Yarrow Bouchard 🔸 comments on AGI by 2032 is extremely unlikely

Yarrow Bouchard 🔸 19 Oct 2025 3:13 UTC
5 points
0 ∶ 0
right now we have lots of resources that did not exist in 2018, like dramatically more compute, better tooling and frameworks like PyTorch and JAX, armies of experts on parallelization, and on and on. These were bottlenecks in 2018, without which we presumably would have gotten the LLMs of today years earlier.
I fear this may be pointless nitpicking, but if I’m getting the timeline right, PyTorch’s initial alpha release was in September 2016, its initial proper public release was in January 2017, and PyTorch version 1.0 was released in October 2018. I’m much less familiar with JAX, but apparently it was released in December 2018. Maybe you simply intended to say that PyTorch and JAX are better today than they were in 2018. I don’t know. This just stuck out to me as I was re-reading your comment just now.

For context, OpenAI published a paper about GPT-1 (or just GPT) in 2018, released GPT-2 in 2019, and released GPT-3 in 2020. (I’m going off the dates on the Wikipedia pages for each model.) GPT-1 apparently used TensorFlow, which was initially released in 2015, the same year OpenAI was founded. TensorFlow had a version 1.0 release in 2017, the year before the GPT-1 paper. (In 2020, OpenAI said in a blog post they would be switching to using PyTorch exclusively.)
- Steven Byrnes 19 Oct 2025 12:42 UTC
  2 points
  0 ∶ 0
  Parent
  Maybe you simply intended to say that PyTorch and JAX are better today than they were in 2018.
  Yup! E.g. torch.compile “makes code run up to 2x faster” and came out in PyTorch 2.0 in 2023.
  More broadly, what I had in mind was: open-source software for everything to do with large-scale ML training—containerization, distributed training, storing checkpoints, hyperparameter tuning, training data and training environments, orchestration and pipelines, dashboards for monitoring training runs, on and on—is much more developed now compared to 2018, and even compared to 2022, if I understand correctly (I’m not a practitioner). Sorry for poor wording. :)
  - titotal 19 Oct 2025 15:08 UTC
    9 points
    0 ∶ 0
    Parent
    Presumably a lot of these are all optimised for the current gen-AI paradigm, though. But we’re talking about what happens if the current paradigm fails. I’m sure some of it would carry over to a different AI paradigm, but also it’s pretty likely there would be other bottleneck we would have to tune to get things working.
    I feel like what you’re saying is the equivalent of pointing out in 2020 that we have had so many optimisations and computing resources that went into, say, google searches, and then using that as evidence that surely the big data that goes into LLM’s should be instantaneous as well.

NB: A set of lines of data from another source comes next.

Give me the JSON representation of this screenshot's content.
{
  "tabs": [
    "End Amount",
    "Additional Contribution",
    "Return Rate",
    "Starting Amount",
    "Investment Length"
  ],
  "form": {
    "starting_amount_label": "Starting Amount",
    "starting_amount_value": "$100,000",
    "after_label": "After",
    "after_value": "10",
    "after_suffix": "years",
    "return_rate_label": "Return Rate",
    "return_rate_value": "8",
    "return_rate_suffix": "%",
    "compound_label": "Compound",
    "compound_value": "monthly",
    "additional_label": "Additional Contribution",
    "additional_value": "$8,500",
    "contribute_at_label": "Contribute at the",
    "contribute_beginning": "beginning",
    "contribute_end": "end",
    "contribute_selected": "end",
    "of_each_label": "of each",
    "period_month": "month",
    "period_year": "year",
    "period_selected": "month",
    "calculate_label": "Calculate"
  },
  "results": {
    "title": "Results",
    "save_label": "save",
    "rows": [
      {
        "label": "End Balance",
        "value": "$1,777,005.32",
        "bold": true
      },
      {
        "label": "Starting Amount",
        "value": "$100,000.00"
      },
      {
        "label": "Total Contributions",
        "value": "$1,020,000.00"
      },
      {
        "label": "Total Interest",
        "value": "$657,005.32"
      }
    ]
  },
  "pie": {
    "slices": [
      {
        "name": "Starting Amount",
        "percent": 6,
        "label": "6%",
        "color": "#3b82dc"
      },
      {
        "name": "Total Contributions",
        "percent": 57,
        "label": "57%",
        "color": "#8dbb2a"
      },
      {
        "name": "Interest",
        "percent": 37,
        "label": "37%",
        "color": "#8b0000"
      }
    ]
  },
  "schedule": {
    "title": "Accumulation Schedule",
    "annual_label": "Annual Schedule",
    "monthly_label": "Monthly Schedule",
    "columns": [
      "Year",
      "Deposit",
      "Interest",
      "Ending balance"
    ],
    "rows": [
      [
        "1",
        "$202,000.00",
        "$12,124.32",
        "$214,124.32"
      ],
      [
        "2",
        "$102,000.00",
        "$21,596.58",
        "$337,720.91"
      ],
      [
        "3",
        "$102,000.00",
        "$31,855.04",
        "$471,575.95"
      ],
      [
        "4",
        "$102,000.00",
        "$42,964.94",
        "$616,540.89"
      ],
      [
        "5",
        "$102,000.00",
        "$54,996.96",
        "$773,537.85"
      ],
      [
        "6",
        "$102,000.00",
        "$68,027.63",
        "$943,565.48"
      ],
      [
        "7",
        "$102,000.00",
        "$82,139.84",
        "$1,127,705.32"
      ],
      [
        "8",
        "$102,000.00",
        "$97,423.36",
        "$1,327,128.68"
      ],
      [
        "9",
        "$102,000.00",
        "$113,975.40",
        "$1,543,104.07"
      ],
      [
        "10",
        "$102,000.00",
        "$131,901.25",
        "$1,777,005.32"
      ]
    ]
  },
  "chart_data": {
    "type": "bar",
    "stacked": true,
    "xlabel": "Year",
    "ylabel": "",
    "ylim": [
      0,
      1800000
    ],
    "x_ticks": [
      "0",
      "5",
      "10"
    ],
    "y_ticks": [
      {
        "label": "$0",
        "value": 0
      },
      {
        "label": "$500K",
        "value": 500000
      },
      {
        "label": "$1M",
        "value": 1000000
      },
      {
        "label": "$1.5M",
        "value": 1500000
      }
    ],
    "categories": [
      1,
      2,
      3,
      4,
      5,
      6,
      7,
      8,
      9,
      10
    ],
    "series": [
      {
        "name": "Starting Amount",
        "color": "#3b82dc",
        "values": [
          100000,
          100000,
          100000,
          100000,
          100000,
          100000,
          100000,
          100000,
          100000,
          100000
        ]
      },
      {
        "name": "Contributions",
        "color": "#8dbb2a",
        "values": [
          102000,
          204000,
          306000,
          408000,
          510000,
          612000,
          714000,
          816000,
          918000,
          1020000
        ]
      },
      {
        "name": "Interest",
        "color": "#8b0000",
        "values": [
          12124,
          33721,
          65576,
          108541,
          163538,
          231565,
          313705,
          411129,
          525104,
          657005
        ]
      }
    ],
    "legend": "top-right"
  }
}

    - Steven Byrnes 19 Oct 2025 20:22 UTC
      2 points
      0 ∶ 0
      Parent
      Presumably a lot of these are all optimised for the current gen-AI paradigm, though. But we’re talking about what happens if the current paradigm fails. I’m sure some of it would carry over to a different AI paradigm, but also it’s pretty likely there would be other bottleneck we would have to tune to get things working.
      Yup, some stuff will be useful and others won’t. The subset of useful stuff will make future researchers’ lives easier and allow them to work faster. For example, here are people using JAX for lots of computations that are not deep learning at all.
      I feel like what you’re saying is the equivalent of pointing out in 2020 that we have had so many optimisations and computing resources that went into, say, google searches, and then using that as evidence that surely the big data that goes into LLM’s should be instantaneous as well.
      In like 2010–2015, “big data” and “the cloud” were still pretty hot new things, and people developed a bunch of storage formats, software tools, etc. for distributed data, distributed computing, parallelization, and cloud computing. And yes I do think that stuff turned out to be useful when deep learning started blowing up (and then LLMs after that), in the sense that ML researchers would have made slower progress (on the margin) if not for all that development. I think Docker and Kubernetes are good examples here. I’m not sure exactly how different the counterfactual would have been, but I do think it made more than zero difference.
      - Yarrow Bouchard 🔸 19 Oct 2025 20:35 UTC
        1 point
        0 ∶ 0
        Parent
        Things like Docker containers or cloud VMs that can be, in principle, applied to any sort of software or computation could be helpful for all sorts of applications we can’t anticipate. They are very general-purpose. That makes sense to me.
        
        The extent to which things designed for deep learning, such as PyTorch, could be applied to ideas outside deep learning seems much more dubious.
        
        And if we’re thinking about ideas that fall within deep learning, but outside what is currently mainstream and popular, then I simply don’t know.